Il y a le café Turc, l’« Antalya » au coin de la rue de Campine. La tête de Jean-Claude Marcourt sur un prospectus collé à la fenêtre. Lui et son équipe se tiennent disponibles tous les derniers samedis du mois dans le café afin de rencontrer la population. Je suis bien curieux d’y venir voir ces univers se rencontrer, le costume-cravate de la Wallonie qui gagne, de la Wallonie qui avance face à la bonhommie des habitués de la communauté.

Deux heures après être passé en sens inverse, je note que le trafic se fait toujours au pas pour rejoindre l’autoroute, Bruxelles, la Flandre, l’Allemagne. Quelques petits vieux s’engouffrent au café du Boulevard ou regardent vaillamment une offre internet à une vitrine illuminée. Les habitants sont à pied, sur le trottoir étroit. Les automobilistes, phares illuminés, sont pressés de rentrer chez eux, faisant de la rue Sainte-Walburge, sans le savoir, « un paillasson devant la ville, où l’on s’essuie les pieds, crache un bon coup et passe. » (Céline) De ce point de vue, Sainte-Walburge est le satellite avancé de Liège, artère reliée au flux urbain, décalque parallèle de l’entrée d’autoroute côté Saint-Lambert, au centre.

Je bifurque plus bas pour descendre les marches du Thiers Savary, me souvenant des hésitations de Véronica quant à l’appartenance ou non de la rue au quartier.
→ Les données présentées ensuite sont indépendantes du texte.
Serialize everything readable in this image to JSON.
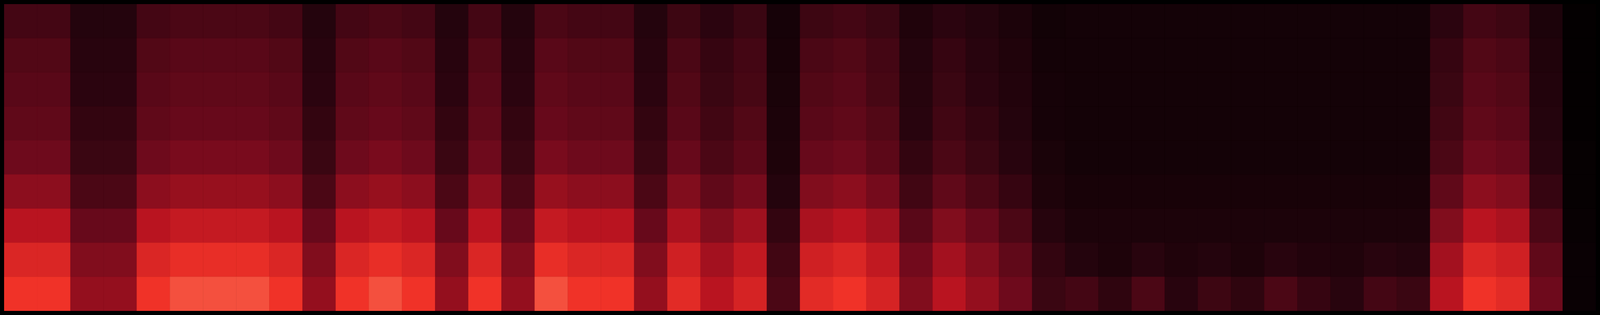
{
  "chart_data": {
    "type": "heatmap",
    "tick_labels": false,
    "zlim": [
      0,
      1
    ],
    "cells": [
      [
        0.28,
        0.28,
        0.18,
        0.18,
        0.28,
        0.3,
        0.3,
        0.3,
        0.28,
        0.18,
        0.28,
        0.3,
        0.28,
        0.18,
        0.28,
        0.18,
        0.3,
        0.28,
        0.28,
        0.18,
        0.26,
        0.21,
        0.25,
        0.11,
        0.26,
        0.28,
        0.25,
        0.16,
        0.21,
        0.18,
        0.14,
        0.09,
        0.1,
        0.1,
        0.1,
        0.1,
        0.1,
        0.1,
        0.1,
        0.1,
        0.1,
        0.1,
        0.1,
        0.21,
        0.28,
        0.26,
        0.14,
        0.02
      ],
      [
        0.32,
        0.32,
        0.2,
        0.2,
        0.32,
        0.34,
        0.34,
        0.34,
        0.32,
        0.2,
        0.32,
        0.34,
        0.32,
        0.2,
        0.32,
        0.2,
        0.34,
        0.32,
        0.32,
        0.2,
        0.3,
        0.24,
        0.28,
        0.12,
        0.3,
        0.32,
        0.28,
        0.18,
        0.24,
        0.2,
        0.16,
        0.1,
        0.1,
        0.1,
        0.1,
        0.1,
        0.1,
        0.1,
        0.1,
        0.1,
        0.1,
        0.1,
        0.1,
        0.24,
        0.32,
        0.3,
        0.16,
        0.02
      ],
      [
        0.34,
        0.34,
        0.21,
        0.21,
        0.34,
        0.36,
        0.36,
        0.36,
        0.34,
        0.21,
        0.34,
        0.36,
        0.34,
        0.21,
        0.34,
        0.21,
        0.36,
        0.34,
        0.34,
        0.21,
        0.32,
        0.25,
        0.29,
        0.13,
        0.32,
        0.34,
        0.29,
        0.19,
        0.25,
        0.21,
        0.17,
        0.11,
        0.1,
        0.1,
        0.1,
        0.1,
        0.1,
        0.1,
        0.1,
        0.1,
        0.1,
        0.1,
        0.1,
        0.25,
        0.34,
        0.32,
        0.17,
        0.02
      ],
      [
        0.36,
        0.36,
        0.23,
        0.23,
        0.36,
        0.38,
        0.38,
        0.38,
        0.36,
        0.23,
        0.36,
        0.38,
        0.36,
        0.23,
        0.36,
        0.23,
        0.38,
        0.36,
        0.36,
        0.23,
        0.34,
        0.27,
        0.32,
        0.14,
        0.34,
        0.36,
        0.32,
        0.2,
        0.27,
        0.23,
        0.18,
        0.11,
        0.1,
        0.1,
        0.1,
        0.1,
        0.1,
        0.1,
        0.1,
        0.1,
        0.1,
        0.1,
        0.1,
        0.27,
        0.36,
        0.34,
        0.18,
        0.02
      ],
      [
        0.4,
        0.4,
        0.25,
        0.25,
        0.4,
        0.43,
        0.43,
        0.43,
        0.4,
        0.25,
        0.4,
        0.43,
        0.4,
        0.25,
        0.4,
        0.25,
        0.43,
        0.4,
        0.4,
        0.25,
        0.38,
        0.3,
        0.35,
        0.15,
        0.38,
        0.4,
        0.35,
        0.23,
        0.3,
        0.25,
        0.2,
        0.13,
        0.1,
        0.1,
        0.1,
        0.1,
        0.1,
        0.1,
        0.1,
        0.1,
        0.1,
        0.1,
        0.1,
        0.3,
        0.4,
        0.38,
        0.2,
        0.03
      ],
      [
        0.48,
        0.48,
        0.3,
        0.3,
        0.48,
        0.51,
        0.51,
        0.51,
        0.48,
        0.3,
        0.48,
        0.51,
        0.48,
        0.3,
        0.48,
        0.3,
        0.51,
        0.48,
        0.48,
        0.3,
        0.45,
        0.36,
        0.42,
        0.18,
        0.45,
        0.48,
        0.42,
        0.27,
        0.36,
        0.3,
        0.24,
        0.15,
        0.12,
        0.12,
        0.12,
        0.12,
        0.12,
        0.12,
        0.12,
        0.12,
        0.12,
        0.12,
        0.12,
        0.36,
        0.48,
        0.45,
        0.24,
        0.03
      ],
      [
        0.6,
        0.6,
        0.38,
        0.38,
        0.6,
        0.64,
        0.64,
        0.64,
        0.6,
        0.38,
        0.6,
        0.64,
        0.6,
        0.38,
        0.6,
        0.38,
        0.64,
        0.6,
        0.6,
        0.38,
        0.56,
        0.45,
        0.53,
        0.23,
        0.56,
        0.6,
        0.53,
        0.34,
        0.45,
        0.38,
        0.3,
        0.19,
        0.14,
        0.14,
        0.14,
        0.14,
        0.14,
        0.14,
        0.14,
        0.14,
        0.14,
        0.14,
        0.14,
        0.45,
        0.6,
        0.56,
        0.3,
        0.04
      ],
      [
        0.72,
        0.72,
        0.45,
        0.45,
        0.72,
        0.77,
        0.77,
        0.77,
        0.72,
        0.45,
        0.72,
        0.77,
        0.72,
        0.45,
        0.72,
        0.45,
        0.77,
        0.72,
        0.72,
        0.45,
        0.68,
        0.54,
        0.63,
        0.27,
        0.68,
        0.72,
        0.63,
        0.41,
        0.54,
        0.45,
        0.36,
        0.23,
        0.18,
        0.15,
        0.2,
        0.16,
        0.18,
        0.15,
        0.2,
        0.17,
        0.16,
        0.2,
        0.18,
        0.54,
        0.72,
        0.68,
        0.36,
        0.05
      ],
      [
        0.8,
        0.8,
        0.5,
        0.5,
        0.8,
        0.85,
        0.85,
        0.85,
        0.8,
        0.5,
        0.8,
        0.85,
        0.8,
        0.5,
        0.8,
        0.5,
        0.85,
        0.8,
        0.8,
        0.5,
        0.75,
        0.6,
        0.7,
        0.3,
        0.75,
        0.8,
        0.7,
        0.45,
        0.6,
        0.5,
        0.4,
        0.25,
        0.28,
        0.22,
        0.3,
        0.2,
        0.26,
        0.22,
        0.3,
        0.24,
        0.2,
        0.28,
        0.25,
        0.6,
        0.8,
        0.75,
        0.4,
        0.05
      ]
    ]
  }
}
Les escaliers sont bien accidentés, loin du tourisme affiché de Bueren, à quelques encablures d’ici. J’atterris fond Pirette. Je remarque une des choses que je préfère à Liège, ces rues comme des brise-lames qui se répondent de loin en loin, selon les caprices du paysage. On aperçoit des jardins qui remontent pour accrocher l’arrière des maisons…

Je descends la rue et demande à plusieurs passants si ici, on est bien à Sainte-Walburge. Le premier, vieil immigré souriant, penchant la tête magnifiquement, timidité réciproque. Oui, ici c’est encore Sainte-Walburge mais c’est plutôt par là, pointant le haut de la colline. Les deux suivants plus loin se contentent de nommer là où nous sommes… Puisque le terme même de « rue » disparaît, Fond Pirette pourrait représenter quelque chose, même si ce n’est pas vraiment un quartier. La dernière personne, jeune femme élancée me dit, à quelques mètres de la place Hocheporte, que la limite est là. Que oui, ici, c’est encore Sainte-Walburge. Elle hésite encore puis Oui, c’est bien ici. La saignée de l’autoroute est à quelques mètres. Interdit d’imaginer aller plus loin.
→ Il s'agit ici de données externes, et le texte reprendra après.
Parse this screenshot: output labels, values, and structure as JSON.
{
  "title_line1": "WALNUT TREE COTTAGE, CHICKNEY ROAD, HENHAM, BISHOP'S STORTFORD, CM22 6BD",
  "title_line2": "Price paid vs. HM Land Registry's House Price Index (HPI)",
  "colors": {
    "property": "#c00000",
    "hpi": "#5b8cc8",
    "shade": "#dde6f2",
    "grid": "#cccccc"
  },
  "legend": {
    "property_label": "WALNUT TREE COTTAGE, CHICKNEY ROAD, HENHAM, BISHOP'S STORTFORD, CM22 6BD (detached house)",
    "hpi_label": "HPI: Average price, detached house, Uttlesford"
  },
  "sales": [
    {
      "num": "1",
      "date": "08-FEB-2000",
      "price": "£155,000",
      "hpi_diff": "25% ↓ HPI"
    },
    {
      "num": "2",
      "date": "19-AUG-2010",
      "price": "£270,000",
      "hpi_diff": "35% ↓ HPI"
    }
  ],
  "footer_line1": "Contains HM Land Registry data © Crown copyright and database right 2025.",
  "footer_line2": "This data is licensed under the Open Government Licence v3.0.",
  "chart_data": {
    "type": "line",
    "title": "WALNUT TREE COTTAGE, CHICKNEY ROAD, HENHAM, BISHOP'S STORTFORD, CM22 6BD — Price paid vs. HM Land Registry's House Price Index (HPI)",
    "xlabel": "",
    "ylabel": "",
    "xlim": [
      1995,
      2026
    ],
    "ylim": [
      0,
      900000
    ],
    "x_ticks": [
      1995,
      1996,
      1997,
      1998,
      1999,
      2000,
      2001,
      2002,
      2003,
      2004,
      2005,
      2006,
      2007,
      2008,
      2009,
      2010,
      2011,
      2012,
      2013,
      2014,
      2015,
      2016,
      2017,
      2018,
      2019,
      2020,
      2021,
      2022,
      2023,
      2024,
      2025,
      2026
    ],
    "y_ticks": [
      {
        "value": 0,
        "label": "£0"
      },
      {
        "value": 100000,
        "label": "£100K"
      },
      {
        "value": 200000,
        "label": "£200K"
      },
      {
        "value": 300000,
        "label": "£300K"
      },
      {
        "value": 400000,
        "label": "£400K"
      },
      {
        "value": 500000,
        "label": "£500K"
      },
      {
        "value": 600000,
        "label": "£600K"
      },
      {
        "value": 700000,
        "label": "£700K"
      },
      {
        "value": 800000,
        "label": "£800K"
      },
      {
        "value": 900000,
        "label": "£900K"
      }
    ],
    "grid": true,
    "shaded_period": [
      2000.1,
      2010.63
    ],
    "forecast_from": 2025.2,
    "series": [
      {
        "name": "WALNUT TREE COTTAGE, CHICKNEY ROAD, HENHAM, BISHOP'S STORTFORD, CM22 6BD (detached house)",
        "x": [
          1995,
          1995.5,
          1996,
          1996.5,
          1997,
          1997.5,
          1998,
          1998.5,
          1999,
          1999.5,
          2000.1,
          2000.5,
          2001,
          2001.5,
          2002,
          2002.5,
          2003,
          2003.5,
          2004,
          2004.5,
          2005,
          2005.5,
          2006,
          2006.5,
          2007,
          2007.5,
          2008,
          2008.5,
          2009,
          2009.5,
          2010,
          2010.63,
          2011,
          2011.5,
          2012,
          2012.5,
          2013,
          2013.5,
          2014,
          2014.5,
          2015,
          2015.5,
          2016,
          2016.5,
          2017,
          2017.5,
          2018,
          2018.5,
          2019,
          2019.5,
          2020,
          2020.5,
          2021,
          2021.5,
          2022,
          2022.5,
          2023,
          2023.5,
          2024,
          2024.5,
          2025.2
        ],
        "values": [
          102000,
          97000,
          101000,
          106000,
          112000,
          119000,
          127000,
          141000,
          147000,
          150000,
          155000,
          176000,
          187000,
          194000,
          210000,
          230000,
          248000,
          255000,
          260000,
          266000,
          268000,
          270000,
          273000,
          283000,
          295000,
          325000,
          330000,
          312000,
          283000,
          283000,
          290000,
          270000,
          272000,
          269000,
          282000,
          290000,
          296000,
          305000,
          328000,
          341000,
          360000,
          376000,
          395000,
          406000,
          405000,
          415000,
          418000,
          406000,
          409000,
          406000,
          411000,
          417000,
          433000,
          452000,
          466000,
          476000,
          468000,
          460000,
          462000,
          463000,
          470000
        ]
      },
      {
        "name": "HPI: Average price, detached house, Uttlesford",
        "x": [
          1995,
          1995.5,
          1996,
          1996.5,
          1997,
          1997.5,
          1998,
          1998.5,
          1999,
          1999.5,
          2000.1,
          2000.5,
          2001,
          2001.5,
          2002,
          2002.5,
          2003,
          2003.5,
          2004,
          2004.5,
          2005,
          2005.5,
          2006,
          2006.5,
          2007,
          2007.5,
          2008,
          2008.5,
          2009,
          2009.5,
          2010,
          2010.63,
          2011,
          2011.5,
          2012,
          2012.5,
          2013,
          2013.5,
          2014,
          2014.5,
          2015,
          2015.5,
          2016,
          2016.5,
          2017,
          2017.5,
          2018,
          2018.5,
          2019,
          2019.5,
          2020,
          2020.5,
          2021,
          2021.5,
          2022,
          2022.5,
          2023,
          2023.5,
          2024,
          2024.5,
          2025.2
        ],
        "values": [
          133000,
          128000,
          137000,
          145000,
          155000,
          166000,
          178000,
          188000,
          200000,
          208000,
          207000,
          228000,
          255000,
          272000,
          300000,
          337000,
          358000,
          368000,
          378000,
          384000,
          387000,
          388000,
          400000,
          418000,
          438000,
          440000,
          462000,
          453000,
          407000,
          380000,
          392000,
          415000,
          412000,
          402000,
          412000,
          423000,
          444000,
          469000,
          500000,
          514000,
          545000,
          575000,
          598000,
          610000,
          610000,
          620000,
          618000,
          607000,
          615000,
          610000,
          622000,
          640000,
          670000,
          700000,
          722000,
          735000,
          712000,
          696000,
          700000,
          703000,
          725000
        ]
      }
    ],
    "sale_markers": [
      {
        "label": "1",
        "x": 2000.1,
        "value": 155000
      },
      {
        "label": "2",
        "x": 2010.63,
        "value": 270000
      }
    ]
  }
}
C’est d’ailleurs par le biais d’une énième rue, la rue montagne Saint-Walburge, ses voitures bruyantes et répétées, que nous nous assurons que le quartier est là, invisible, quelque part dans ces maisons, les visages, le flot tranquille quotidien. Ce sont au contraire les automobilistes, ceux qui ne s’arrêtent guère, qui découpent le territoire à la hache de leur volonté pressante. Les habitants, eux, hésitent à l’ombre de la butte.

L’église en tout cas fonde véritablement Sainte-Walburge alors qu’elle est peut-être déserte en tant que telle. Elle est visible de part et d’autre du quartier : depuis le centre, faisant de Saint-Walburge un poste avancé de la ville, à cinq minutes. Depuis l’extérieur, faisant de Sainte-Walburge un village entouré d’une dépression vouée à la culture, laissant invisible à l’œil, la ville même, de l’autre côté.
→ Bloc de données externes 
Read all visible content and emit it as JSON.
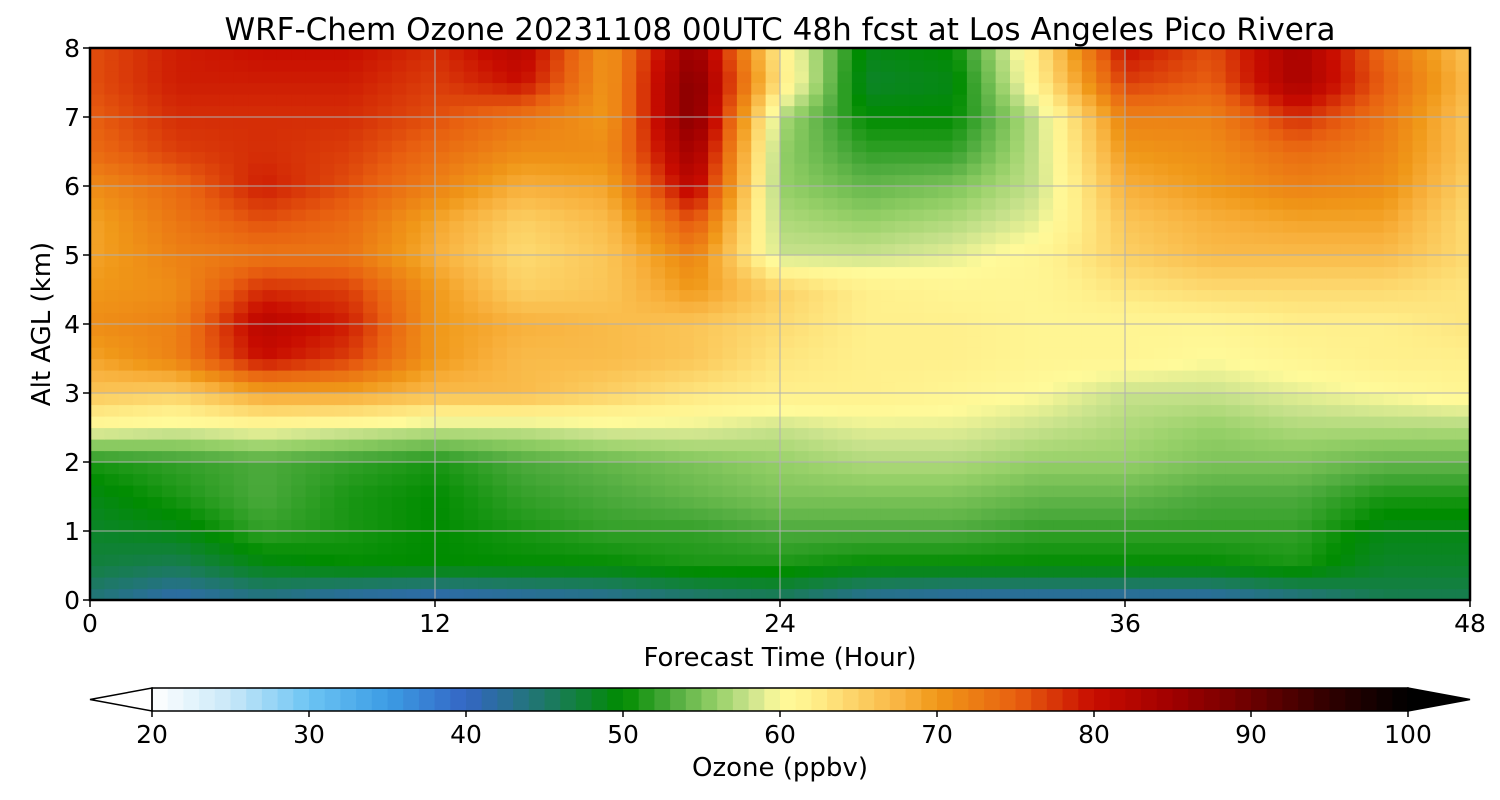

En recoupant tout ce que j’ai pu entendre récemment et ce jour encore, pour beaucoup le quartier apparaît d’abord un totem réduit à ses trois manifestations principales : l’église, la place et la rue Sainte-Walburge. Nous pourrions appeler cela le triangle magique de Sainte-Walburge, laissant de côté tout ce qui n’y entre pas et d’abord, toutes ces rues qui démarrent de l’artère principale, nervures discrètes du quartier et de ses habitants. C’est là, une fois conquis par le désir de découvrir le peuple des habitants que notre travail commence véritablement.

C’est ce triangle magique que nous allons devoir remettre en jeu.